THE BUSINESS IMPLICATIONS OF A PANDEMIC

As we’ve all learned lately, pandemics can change every aspect of global society – and your business may be finding it difficult to adapt.  We’ll explore the business implications of a pandemic, and how to best operate within them to keep your own company going strong.

Assets

Pandemics lead to some massive shifts in the market. The value of your assets can change dramatically – sometimes for the worse, but also sometimes for the better. Even intangible assets can grow in value if they help people stay at home, or aid in relevant scientific research.

The important thing is to keep track of yours and not panic. You may not have much cash in hand, but selling your assets when the market is at its lowest is never a good idea. Hold on to yours for as long as possible to sell them (if you choose to sell) for the highest price.

Crisis Management

There’s a popular old proverb that says “the best time to plant a tree is 20 years ago, the second best time is now.” That’s true for crisis planning, too. Hopefully, you already had a plan in place, but even if you didn’t, making one now is crucial.
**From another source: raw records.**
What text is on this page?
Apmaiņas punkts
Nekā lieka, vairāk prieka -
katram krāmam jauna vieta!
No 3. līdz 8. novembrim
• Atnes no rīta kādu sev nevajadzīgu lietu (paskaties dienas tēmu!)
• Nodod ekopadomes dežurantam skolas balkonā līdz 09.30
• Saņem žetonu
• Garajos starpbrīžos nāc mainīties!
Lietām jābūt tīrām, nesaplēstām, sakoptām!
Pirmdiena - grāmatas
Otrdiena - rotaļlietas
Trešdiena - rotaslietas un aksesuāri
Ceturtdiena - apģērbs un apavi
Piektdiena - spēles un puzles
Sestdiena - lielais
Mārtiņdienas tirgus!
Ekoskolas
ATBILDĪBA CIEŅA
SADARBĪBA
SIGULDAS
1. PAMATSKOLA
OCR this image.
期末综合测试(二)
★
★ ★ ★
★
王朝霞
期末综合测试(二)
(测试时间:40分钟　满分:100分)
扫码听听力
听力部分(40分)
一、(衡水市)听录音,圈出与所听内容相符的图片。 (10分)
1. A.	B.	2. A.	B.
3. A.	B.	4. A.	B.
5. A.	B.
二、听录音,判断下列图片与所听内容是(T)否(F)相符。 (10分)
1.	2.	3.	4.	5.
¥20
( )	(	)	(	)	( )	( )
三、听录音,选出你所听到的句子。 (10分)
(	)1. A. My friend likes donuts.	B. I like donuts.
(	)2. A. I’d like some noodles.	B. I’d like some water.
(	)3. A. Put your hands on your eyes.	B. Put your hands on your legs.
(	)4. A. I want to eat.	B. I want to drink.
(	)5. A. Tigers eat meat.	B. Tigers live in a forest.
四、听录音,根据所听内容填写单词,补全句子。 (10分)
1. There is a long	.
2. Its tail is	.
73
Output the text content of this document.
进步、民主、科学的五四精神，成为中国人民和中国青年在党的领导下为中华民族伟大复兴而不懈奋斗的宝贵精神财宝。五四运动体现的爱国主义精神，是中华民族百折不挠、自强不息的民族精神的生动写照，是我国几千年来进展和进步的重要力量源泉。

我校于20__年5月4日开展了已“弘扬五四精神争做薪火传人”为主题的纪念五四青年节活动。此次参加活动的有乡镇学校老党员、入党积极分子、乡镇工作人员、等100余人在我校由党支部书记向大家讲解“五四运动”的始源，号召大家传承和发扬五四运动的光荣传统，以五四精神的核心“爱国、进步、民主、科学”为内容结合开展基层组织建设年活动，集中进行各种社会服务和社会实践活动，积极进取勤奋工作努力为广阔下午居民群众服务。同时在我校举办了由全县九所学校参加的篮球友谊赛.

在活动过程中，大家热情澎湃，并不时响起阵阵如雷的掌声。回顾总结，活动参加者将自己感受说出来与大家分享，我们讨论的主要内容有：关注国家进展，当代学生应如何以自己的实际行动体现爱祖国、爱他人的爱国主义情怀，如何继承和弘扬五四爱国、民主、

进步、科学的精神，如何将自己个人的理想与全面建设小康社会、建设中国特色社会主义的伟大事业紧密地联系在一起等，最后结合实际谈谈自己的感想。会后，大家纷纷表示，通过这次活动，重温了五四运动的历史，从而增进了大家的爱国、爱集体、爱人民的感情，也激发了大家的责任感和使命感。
You already know that one of the biggest mistakes startups make is not having a thorough plan. So make as many contingency plans as possible for any part of the pandemic that might affect your business. Nobody will have all the facts about what’s going on globally during a pandemic, so work with what you’ve got and do what you can.

Supply Chains

When creating your contingency plans, take supply chains into account. It’s harder to get goods from areas that have been hit particularly hard by the disease. And with the way different governments handle safety regulations, the epicenter of the pandemic can change from place to place.

If you have a goods-based business, it’s time to make a plan to purchase from alternate suppliers if your normal one is forced to shut down. You can also consider what would be a good substitution for goods you usually use, especially if you produce and/or sell food.

The Workplace

COVID-19 changed the way we look at the office for good. In the digital age, it’s been proven that in-person workplaces are not strictly necessary. This can be advantageous for your company as shifting to an all-remote model gives your employees more freedom and time, and saves you money on rent.

But you can plan a triumphant return to the workplace if you value having a strong company culture. Just keep part of your budget reserved for personal protective equipment (PPE), and consider a hybrid model for employees who have come to rely on the flexibility of working from home.

Brand And Communications

As Winston Churchill famously said, “never waste a good crisis.” If you can find a way to help people in a time of need, through discounts or donations, that’s the best possible publicity for your brand. And almost any company can get in on the good PR in the midst of a pandemic that affects everybody.

But that is contingent on good communication. Be clear about what you’re doing and why both to your customers and your employees. A pandemic is a time of great uncertainty, and the last thing anybody needs is a lack of clarity from you.

Taxes, Regulations, And Stimulus Money

Many individuals and businesses feel the effects of a pandemic. In situations like these, it is common for the government to offer some form of financial help to the public. As a small business, you can also seek government assistance through resources, tax credits, or loans. 

Keep in mind that the process can be densely bureaucratic, and it might be worthwhile to get a contractor or consultant who knows how to get through the red tape to get you the help you need.

Going Digital

By this point in the digital age, you already should be on the internet. But the pandemic has made it so that if you don’t have a clear internet presence, you’re toast. Even if you operate a local brick-and-mortar store, if your clientele can’t come in to shop with you in person, you might not have any other way of generating income.

Even if you genuinely can’t sell your goods online, a pandemic means you have to have some kind of online storefront. At the very least, it can tell new customers who you are, and how to reach you for your services.

Hopefully, none of us will experience another pandemic. But as we figure out the end of this one, or if you find yourself in another crisis, you at least know what that can mean for your business and what to do about it.